Non morire

di irene Anglisani

L’odore quasi familiare di ospedale le permea le narici ancora prima di varcare la porta d’ingresso. Due rampe di scale, il primo lavandino. Dritto fino in fondo, poi a sinistra, il secondo. Stanza numero 103, ultimo lavaggio, il sentore di limone chimico del disinfettante avvolge qualunque cosa. Spalanca la porta, la luce fragile del mattino filtra dalle tapparelle abbassate. Si avvicina al letto, “buongiorno” dice quasi soffiandolo fuori. Lui non risponde. Gira la testa, controlla, con quello che sembra essere un sforza sovrumano, l’ago nel braccio e il livello del flacone al quale è collegato. Anna abbozza un passo verso di lui, gli tocca la mano. Tobia la ritrae. “Com’è andata?”, cerca di metterla a fuoco nella penombra della stanza, poi alza il lenzuolo e con la testa fa un cenno verso il basso. Una lunga striscia di cerotti gli attraversa la schiena e dal fianco sinistro spuntano alcuni tubi che scendono verso la parte ancora nascosta dal lenzuolo. Le braccia e gambe sempre più esili, fragili. Le labbra avvizzite a stento coprono i denti che spuntano dalle gengive gonfie e infette, che lo costringono a tenere la bocca socchiusa.
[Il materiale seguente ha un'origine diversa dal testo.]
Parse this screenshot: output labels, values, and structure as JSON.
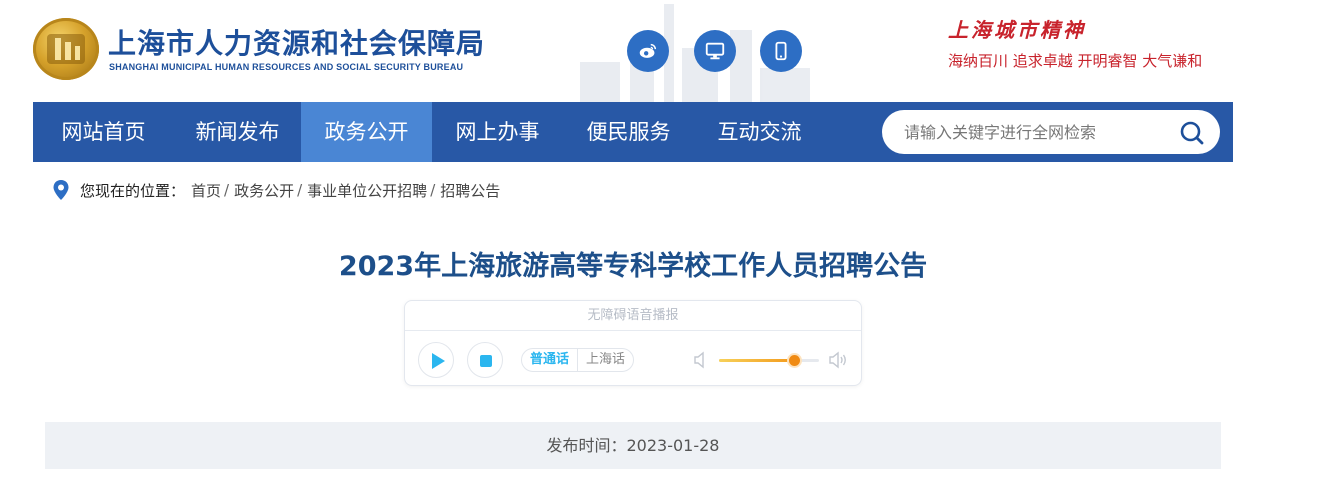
{
  "header": {
    "site_title": "上海市人力资源和社会保障局",
    "site_subtitle": "SHANGHAI MUNICIPAL HUMAN RESOURCES AND SOCIAL SECURITY BUREAU",
    "spirit_title": "上海城市精神",
    "spirit_text": "海纳百川  追求卓越  开明睿智  大气谦和",
    "icons": [
      "weibo-icon",
      "desktop-icon",
      "mobile-icon"
    ]
  },
  "nav": {
    "items": [
      {
        "label": "网站首页"
      },
      {
        "label": "新闻发布"
      },
      {
        "label": "政务公开"
      },
      {
        "label": "网上办事"
      },
      {
        "label": "便民服务"
      },
      {
        "label": "互动交流"
      }
    ],
    "active_index": 2,
    "search_placeholder": "请输入关键字进行全网检索"
  },
  "breadcrumb": {
    "label": "您现在的位置：",
    "items": [
      "首页",
      "政务公开",
      "事业单位公开招聘",
      "招聘公告"
    ],
    "separator": "/"
  },
  "article": {
    "title": "2023年上海旅游高等专科学校工作人员招聘公告",
    "publish_text": "发布时间：2023-01-28"
  },
  "player": {
    "header": "无障碍语音播报",
    "lang_options": [
      "普通话",
      "上海话"
    ],
    "selected_lang": "普通话",
    "volume_fraction": 0.75
  },
  "colors": {
    "brand_blue": "#2858a6",
    "nav_active": "#4a86d4",
    "title_blue": "#1d4f8a",
    "spirit_red": "#c8232c",
    "accent_cyan": "#2bb6ef"
  }
}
Gli occhi si muovono a fatica, restano praticamente immobili, due buchi neri spalancati nel vuoto, ancora più grandi, più larghi, più neri. Anna si siede affianco a lui nel letto, Tobia non si sposta. La fatica del suo respiro sembra di colpo concreta, quasi fosse anche di Anna. Un gorgoglio dai polmoni, poi una specie di risucchio, un rantolo che nulla ha a che vedere con un colpo di tosse, scosta il fazzoletto dalla bocca e lentamente si tinge di rosso mentre un filo di bava gli cola a lato dalle labbra. Lo pulisce con il dorso della mano, lui gira la testa e socchiude le palpebre. Anna allunga il braccio sotto il lenzuolo, gli sfiora la coscia, avverte il calore della sua pelle e allo stesso tempo la sua assenza. Anna ritira la mano di scatto, si alza mentre Sara, la madre di Tobia, entra nella stanza, gli stessi occhi neri del figlio la invitano ad uscire. Si allontana dal letto, lo saluta che è quasi sulla porta, non dice niente, ma la guarda, e per la prima volta Anna non riesce a sopportare quegli occhi spalancati. L’intera stanza non sembra poterli contenere. Abbassa la testa, balbetta qualche frase di circostanza, sussurra “non morire”.